Having built a hut and created a garden to grow his own food Fiacre lived a life of manual labour, combined with prayer, vigil and fasting. Once again his name spread and, just as in Ireland, he was soon swamped with visitors and even a group of disciples. This time however Fiacre did not run away from the crowds but instead built a hospice for travellers, and a shrine to the Virgin Mary where they could worship. Gradually this developed into the little village of St Fiacre-sur-Marne.

“He marks the ground and it is covered with plants, sits on a stone and that becomes a Cathedral.” This is so very brilliant. This sets the stage well for the stewardship bestowed upon us. And truly captures that holiness brings life, draws it in to transform and sustain it.
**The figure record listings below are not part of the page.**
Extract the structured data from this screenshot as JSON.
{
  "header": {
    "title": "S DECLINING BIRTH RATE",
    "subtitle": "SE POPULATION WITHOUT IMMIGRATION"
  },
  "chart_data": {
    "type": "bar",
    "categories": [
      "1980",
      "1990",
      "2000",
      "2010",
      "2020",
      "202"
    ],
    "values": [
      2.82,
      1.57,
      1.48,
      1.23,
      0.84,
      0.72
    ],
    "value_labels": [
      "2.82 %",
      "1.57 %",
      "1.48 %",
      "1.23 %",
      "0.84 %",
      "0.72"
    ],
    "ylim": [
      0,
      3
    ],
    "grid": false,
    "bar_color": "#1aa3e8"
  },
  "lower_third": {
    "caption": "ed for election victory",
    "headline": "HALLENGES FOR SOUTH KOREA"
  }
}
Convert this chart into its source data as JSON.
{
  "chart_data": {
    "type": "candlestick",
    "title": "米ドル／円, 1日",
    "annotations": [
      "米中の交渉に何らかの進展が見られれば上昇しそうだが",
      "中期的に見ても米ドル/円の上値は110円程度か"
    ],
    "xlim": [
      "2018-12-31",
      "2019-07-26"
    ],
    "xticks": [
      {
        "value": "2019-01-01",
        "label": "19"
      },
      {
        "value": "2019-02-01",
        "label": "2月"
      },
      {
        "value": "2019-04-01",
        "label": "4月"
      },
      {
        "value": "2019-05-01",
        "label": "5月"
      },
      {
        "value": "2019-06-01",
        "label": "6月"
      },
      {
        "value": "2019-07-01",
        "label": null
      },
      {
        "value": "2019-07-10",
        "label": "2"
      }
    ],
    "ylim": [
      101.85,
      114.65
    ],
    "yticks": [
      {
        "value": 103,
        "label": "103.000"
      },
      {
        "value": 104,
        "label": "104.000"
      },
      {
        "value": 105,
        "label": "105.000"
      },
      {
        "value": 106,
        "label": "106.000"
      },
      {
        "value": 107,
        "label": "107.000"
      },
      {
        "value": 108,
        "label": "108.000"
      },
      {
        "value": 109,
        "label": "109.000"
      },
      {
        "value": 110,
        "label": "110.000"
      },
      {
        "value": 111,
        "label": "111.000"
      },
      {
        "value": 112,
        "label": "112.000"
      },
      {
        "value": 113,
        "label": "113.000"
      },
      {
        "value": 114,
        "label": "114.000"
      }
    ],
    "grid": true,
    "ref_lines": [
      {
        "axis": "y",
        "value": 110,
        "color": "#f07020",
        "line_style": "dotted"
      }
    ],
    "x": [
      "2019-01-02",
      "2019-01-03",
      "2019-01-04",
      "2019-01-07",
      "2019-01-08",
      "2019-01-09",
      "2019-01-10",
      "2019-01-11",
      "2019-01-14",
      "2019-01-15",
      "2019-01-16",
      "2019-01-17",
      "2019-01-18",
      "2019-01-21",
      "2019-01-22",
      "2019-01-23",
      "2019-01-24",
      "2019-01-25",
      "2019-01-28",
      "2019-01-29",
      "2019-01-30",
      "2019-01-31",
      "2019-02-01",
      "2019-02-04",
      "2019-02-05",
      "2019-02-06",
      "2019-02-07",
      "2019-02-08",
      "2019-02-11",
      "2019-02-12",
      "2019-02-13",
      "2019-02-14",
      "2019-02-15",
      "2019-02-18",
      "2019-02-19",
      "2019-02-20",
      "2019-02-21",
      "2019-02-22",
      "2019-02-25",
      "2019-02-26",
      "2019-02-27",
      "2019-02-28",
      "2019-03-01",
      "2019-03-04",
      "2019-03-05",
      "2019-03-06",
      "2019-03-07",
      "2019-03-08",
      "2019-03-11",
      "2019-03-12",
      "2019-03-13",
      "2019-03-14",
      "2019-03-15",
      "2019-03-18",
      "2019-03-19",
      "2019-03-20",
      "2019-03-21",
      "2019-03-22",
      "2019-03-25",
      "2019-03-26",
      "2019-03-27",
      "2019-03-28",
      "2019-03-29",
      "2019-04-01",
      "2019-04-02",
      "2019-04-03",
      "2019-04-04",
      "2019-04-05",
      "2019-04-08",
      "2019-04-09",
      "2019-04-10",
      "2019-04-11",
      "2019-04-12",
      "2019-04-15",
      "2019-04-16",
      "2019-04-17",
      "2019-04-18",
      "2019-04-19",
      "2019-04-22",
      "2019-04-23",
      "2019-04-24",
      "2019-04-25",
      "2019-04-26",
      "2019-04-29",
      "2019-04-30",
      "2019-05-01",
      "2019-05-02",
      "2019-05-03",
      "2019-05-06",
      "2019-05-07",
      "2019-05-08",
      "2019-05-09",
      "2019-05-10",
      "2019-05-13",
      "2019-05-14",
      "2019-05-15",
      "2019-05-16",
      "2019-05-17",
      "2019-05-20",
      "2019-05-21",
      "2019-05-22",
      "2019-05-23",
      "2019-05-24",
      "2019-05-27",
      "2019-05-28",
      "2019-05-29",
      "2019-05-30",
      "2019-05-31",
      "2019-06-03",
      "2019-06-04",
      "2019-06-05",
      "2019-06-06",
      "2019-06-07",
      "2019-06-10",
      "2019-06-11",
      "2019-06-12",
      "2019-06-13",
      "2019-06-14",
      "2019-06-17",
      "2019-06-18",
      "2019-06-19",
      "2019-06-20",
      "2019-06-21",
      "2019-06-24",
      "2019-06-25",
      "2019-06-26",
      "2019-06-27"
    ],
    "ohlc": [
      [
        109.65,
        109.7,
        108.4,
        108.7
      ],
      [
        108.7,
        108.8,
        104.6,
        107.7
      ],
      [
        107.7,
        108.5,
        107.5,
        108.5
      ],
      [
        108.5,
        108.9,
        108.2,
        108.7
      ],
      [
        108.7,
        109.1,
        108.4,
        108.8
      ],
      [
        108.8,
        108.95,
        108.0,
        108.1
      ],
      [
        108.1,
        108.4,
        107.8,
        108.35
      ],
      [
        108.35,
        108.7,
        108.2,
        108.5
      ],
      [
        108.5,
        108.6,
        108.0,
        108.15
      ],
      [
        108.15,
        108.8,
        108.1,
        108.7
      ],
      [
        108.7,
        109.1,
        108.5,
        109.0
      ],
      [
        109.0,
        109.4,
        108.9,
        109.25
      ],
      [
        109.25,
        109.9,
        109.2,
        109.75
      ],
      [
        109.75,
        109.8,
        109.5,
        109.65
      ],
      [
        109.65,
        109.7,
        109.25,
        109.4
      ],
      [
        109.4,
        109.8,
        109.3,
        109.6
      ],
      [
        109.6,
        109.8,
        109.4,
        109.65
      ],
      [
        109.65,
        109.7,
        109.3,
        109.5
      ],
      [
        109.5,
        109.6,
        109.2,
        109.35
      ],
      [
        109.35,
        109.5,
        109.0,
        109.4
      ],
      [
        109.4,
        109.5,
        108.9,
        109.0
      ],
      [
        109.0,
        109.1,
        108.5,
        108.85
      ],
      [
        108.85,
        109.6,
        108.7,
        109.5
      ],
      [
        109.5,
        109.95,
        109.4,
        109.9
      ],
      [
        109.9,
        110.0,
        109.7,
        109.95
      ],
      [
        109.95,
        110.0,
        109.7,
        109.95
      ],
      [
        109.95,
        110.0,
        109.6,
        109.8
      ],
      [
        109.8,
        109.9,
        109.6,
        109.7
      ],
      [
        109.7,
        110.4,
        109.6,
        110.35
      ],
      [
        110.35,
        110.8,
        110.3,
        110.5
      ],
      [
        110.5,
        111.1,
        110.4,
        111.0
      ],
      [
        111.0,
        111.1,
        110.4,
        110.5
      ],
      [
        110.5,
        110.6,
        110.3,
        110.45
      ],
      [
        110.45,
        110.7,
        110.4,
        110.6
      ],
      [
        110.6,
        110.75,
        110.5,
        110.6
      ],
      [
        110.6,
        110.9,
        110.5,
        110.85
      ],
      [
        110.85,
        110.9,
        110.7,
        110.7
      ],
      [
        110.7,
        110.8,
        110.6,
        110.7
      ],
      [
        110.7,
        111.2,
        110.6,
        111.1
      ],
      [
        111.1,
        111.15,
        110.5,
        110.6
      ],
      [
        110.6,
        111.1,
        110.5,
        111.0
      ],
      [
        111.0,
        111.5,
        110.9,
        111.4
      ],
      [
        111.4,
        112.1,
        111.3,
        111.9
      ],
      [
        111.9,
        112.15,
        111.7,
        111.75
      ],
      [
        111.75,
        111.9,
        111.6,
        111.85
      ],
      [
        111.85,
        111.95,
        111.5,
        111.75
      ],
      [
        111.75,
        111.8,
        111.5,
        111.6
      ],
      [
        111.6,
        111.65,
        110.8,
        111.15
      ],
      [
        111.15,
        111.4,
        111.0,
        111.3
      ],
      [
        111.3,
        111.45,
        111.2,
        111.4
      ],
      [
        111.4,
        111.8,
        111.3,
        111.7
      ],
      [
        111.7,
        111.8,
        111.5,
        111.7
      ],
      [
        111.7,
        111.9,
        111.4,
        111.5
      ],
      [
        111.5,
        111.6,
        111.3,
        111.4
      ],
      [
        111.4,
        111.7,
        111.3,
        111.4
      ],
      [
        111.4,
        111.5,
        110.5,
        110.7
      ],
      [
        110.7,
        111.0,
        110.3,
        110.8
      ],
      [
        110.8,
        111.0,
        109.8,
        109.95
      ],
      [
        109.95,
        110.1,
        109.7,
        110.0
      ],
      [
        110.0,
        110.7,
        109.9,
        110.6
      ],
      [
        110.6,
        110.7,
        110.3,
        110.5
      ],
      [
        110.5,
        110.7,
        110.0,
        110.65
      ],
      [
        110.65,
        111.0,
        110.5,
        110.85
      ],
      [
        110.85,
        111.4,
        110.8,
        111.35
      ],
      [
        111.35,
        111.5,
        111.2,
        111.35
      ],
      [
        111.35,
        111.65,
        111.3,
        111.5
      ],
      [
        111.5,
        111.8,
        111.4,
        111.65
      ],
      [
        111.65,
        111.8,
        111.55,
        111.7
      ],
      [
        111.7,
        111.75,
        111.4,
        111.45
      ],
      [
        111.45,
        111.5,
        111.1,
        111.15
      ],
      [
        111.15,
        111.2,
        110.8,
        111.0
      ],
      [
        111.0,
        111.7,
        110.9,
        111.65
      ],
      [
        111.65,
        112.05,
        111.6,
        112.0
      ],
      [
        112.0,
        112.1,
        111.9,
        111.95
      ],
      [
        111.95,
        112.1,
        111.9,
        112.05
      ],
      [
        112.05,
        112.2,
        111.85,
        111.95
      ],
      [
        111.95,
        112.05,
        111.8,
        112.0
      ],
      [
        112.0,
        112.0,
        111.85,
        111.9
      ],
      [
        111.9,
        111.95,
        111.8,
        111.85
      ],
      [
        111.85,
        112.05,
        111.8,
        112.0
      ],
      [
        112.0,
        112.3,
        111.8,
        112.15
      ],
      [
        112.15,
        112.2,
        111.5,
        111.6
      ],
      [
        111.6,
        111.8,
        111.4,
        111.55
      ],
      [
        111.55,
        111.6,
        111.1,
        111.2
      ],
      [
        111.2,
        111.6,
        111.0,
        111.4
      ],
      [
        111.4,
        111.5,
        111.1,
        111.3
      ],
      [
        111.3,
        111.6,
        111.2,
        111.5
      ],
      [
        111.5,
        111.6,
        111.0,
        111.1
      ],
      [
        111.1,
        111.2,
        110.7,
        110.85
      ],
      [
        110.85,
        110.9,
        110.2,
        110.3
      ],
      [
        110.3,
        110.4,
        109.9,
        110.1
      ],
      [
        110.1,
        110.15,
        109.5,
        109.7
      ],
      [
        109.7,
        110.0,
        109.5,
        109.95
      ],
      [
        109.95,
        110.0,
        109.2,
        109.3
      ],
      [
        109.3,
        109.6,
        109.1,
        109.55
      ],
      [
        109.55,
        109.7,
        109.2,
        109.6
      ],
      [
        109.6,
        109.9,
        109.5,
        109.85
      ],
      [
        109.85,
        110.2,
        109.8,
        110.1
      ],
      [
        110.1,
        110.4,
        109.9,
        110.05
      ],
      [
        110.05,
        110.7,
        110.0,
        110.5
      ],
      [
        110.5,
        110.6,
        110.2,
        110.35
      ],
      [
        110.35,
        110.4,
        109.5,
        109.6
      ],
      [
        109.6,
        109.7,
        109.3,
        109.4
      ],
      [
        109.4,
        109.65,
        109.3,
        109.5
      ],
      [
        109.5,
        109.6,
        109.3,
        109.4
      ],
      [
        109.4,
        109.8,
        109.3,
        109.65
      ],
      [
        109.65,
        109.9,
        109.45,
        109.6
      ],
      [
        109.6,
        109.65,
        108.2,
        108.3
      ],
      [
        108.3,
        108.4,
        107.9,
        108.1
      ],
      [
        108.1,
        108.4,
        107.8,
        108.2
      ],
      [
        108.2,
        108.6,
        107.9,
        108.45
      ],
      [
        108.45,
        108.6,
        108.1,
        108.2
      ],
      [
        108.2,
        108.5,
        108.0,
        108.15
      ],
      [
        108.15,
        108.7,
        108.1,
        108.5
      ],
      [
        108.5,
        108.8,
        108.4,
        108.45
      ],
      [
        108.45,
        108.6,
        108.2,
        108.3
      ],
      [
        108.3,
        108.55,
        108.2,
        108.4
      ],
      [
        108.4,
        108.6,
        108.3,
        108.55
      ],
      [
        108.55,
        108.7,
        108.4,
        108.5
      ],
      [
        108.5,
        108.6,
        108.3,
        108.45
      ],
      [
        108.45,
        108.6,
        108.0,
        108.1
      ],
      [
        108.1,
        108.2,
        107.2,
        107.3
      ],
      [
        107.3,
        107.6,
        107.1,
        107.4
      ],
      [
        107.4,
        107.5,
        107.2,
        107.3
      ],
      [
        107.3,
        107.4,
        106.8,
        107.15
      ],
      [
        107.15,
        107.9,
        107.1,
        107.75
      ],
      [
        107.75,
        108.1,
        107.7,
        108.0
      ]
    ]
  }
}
So what does wabi-sabi, monasteries and gardens have to do with this depiction of Christ? I don’t really know, I went off on a bit of a tangent and got lost in reading about medieval gardening. Suffice to say, the connections are definitely there. Perhaps one day, this carving will appear in an old barn, full of wood worm, charred at the edges. But the gaze of Christ will still survive to look into the souls of those who pick it up.
A short video I made a while back you may enjoy showing the progress of the carving of the first attempt at this icon.
I found a wabi-sabi face to Christianity when I was living in the Republic of Georgia. In the countryside I often came across ruined stone churches and shrines, some reportedly as old as the fourth century, where a local tenderly left icons and stubs of wax.
Ewan your pondering on Wabi-Sabi, tea rooms and gardens reminds me a bit from a chapter on "Work" from a true treasure of a book titled, "The Secret Seminary" by Fr. Brendan Pelphrey. He states, "It is important to realize, finally, that the object of work that we perform as prayer, is not to improve upon nature but to import nature, as it were, into the surroundings of human beings who have lost touch with creation itself." He's speaking to our work against chaos which "is the practical manifestation of evil" as a small recovery of order (goodness, beauty and truth).
The chapter concludes thus, "Finally, the theologian of the Desert does not need to live in any particular place or neighborhood or surrounding. Rather, a dialogue springs up with whatever surroundings he or she inhabits, perhaps through obedience to a bishop or a church. Moving about freely, students may find themselves in the countryside or in the midst of urban blight. Wherever they are, their task is to make their surroundings bloom, to create peaceful spaces where others may come and rest."
Maybe a bit of Paul's references to "cooked" and "raw barbarians" here as we work and pray in various places where we are called in purposeful ways to be planted, the places we "build our huts" both physically and spiritually. Peace.